July 03, 2012
David Brooks devotes his column today to telling the Republicans that if they don’t like Obamacare then they will have to have with an alternative to the one that President Obama and Governor Romney developed. His preferred alternative is a plan that appears in the conservative journal National Affairs.
It’s not worth going through all the details, but the essential line in the story is that if we all had individual policies somehow the market will constrain health care costs. The plan would look to move quickly in this direction by replacing the tax preference for firms with less than 200 employers with an individual tax credit. This would add tens of millions of people to the individual market.

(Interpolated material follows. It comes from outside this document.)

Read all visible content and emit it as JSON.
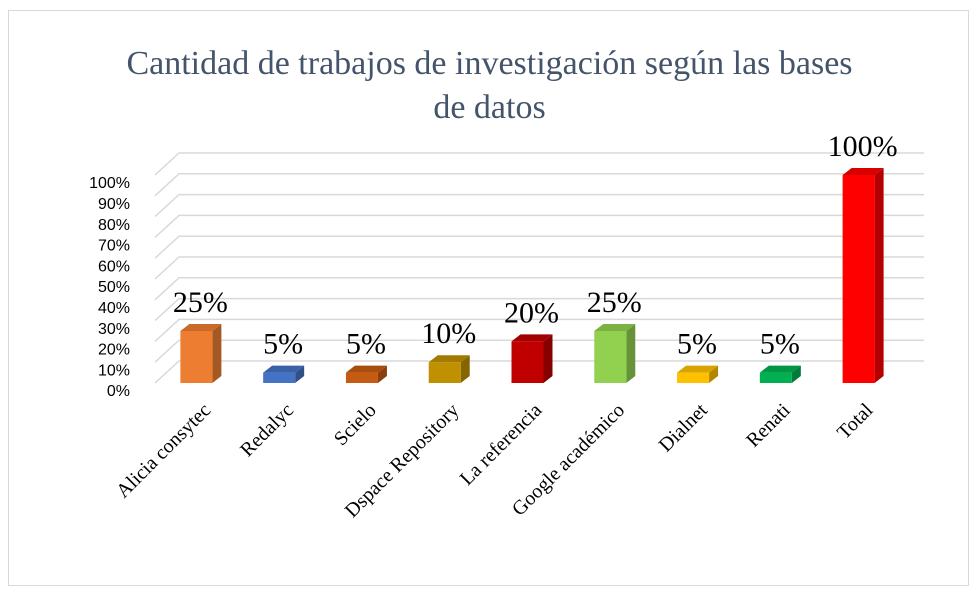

The plan would also dissolve Medicaid. Medicaid beneficiaries would get a tax credit just like anyone else, with states deciding how much they would add to the federal credit. In principle, this would add even more people to the individual market.
The faith in the individual market is striking since we already have a large individual market today and it works horribly. The authors apparently believe that the heavy hand of stronger government regulation combined with a larger market will somehow make the individual market work. The authors key regulation is that insurers would be required to issue policies to all applicants and to charge them a uniform rate regardless of their health status. This would apply to anyone who maintained continuous coverage.
I always like to play the Dean Baker gaming game. Let’s see if we can get around this restriction. Suppose we have Joe’s insurance that charges a very low fee and provides coupons for restaurants and gym clubs to its beneficiaries. Healthy people can buy into Joe’s insurance and get most of their premiums rebated to them in its savings on restaurant meals and gyms, with Joe keeping the rest for his profit.
If healthy people then get sick, our conservative friends would require insurers to provide them coverage at the same rate as everyone else. I don’t know about other folks, but I think I would sign up with Joe’s insurance unless I get some serious health problem.
Okay, we know the government bureaucrats will shut down Joe’s insurance, preventing this obvious fraud on the system. Right, what sort of statist cretins are these people? The point here is that the continuous coverage condition they outline here would be incredibly difficult to enforce especially considering the sums involved.
Per capita health costs in the United States are close to $9,000. That comes to $27,000 for a family of three. (It’s lower for children — but stick with this for a moment.) A minimum wage earner with a full-time job takes home less than $15,000 a year. There are tens of millions of workers with family incomes under $30,000. Without some very large subsidies, these people are not going to be able to afford anything resembling real insurance. They may be able to buy Joe’s plan (perhaps the rebates would be in diapers and baby food), but not a plan that actually covers the bulk of their health care costs. Continuous coverage for these people is not going to be possible unless it is with scam insurance.
This is not the only place where these people seem troubled by arithmetic. The piece tells readers that we should look to replace Medicare with a voucher-type system like the one proposed by Representative Paul Ryan. It argues:
“While such a reform should try to capture the bulk of the huge Baby Boom generation, it should also be carefully phased in, applying only to future enrollees. A transition to a new premium-support model should exempt from the changes people who are currently in the Medicare program and those very close to retiring. (For instance, the plan offered by Republican congressman Paul Ryan and Democratic senator Ron Wyden would start with Americans who are 55 today, and so will enter the program in ten years.)”
Let’s see, the baby boom cohorts were people born between 1946 and 1964. People who are 55 today were born in 1957. How do we get the bulk of the baby boom generation covered under this new system if we only transition to people born after 1957?
(The piece also bizarrely tells us that the current ratio of workers to Medicare beneficiaries is 3.7 to 1 and is destined to fall to 2.4 to 1 in 2.4 to 1 in 2030. Not to be overly picky, but the Bureau of Labor Statistics tells us that we have 142.3 million people currently employed. This is almost exactly 3.0 times the 47 million people currently receiving Medicare benefits.)
One item that is curiously missing from our free market gang’s approach to health care reform is a lack of interest in more trade in health care services. Why not provide people with more incentive to take advantage of lower cost health care elsewhere in the world. Many procedures that cost hundreds of thousands of dollars here could be done for one tenth of this price in India and elsewhere in modern facilities that have high standards. Why not make it easier for people in the United States to take advantage of such options by setting up clear liability rules and having a reliable quality certification process?
Why not allow seniors to buy into foreign Medicare systems. This is a great potential win-win. With the gap in costs projected to grow into the tens of thousands of dollars per person, the government could save thousands of dollars each year for every person that chooses to buy into the health care system of the U.K. or Canada, with the beneficiary putting the same amount of money in their pocket. And, we can even pay a substantial premium above costs to make it worth the while of the receiving country.
And of course there is no discussion of a free market in prescription drugs to prevent abuses like this. It’s government granted patent monopolies forever for these folks.
It looks to me like Brooks and his National Affairs buddies are more interested in protecting the insurance industry and the income of health care providers than the market. They sure don’t look to the market for the most obvious gains that it could provide.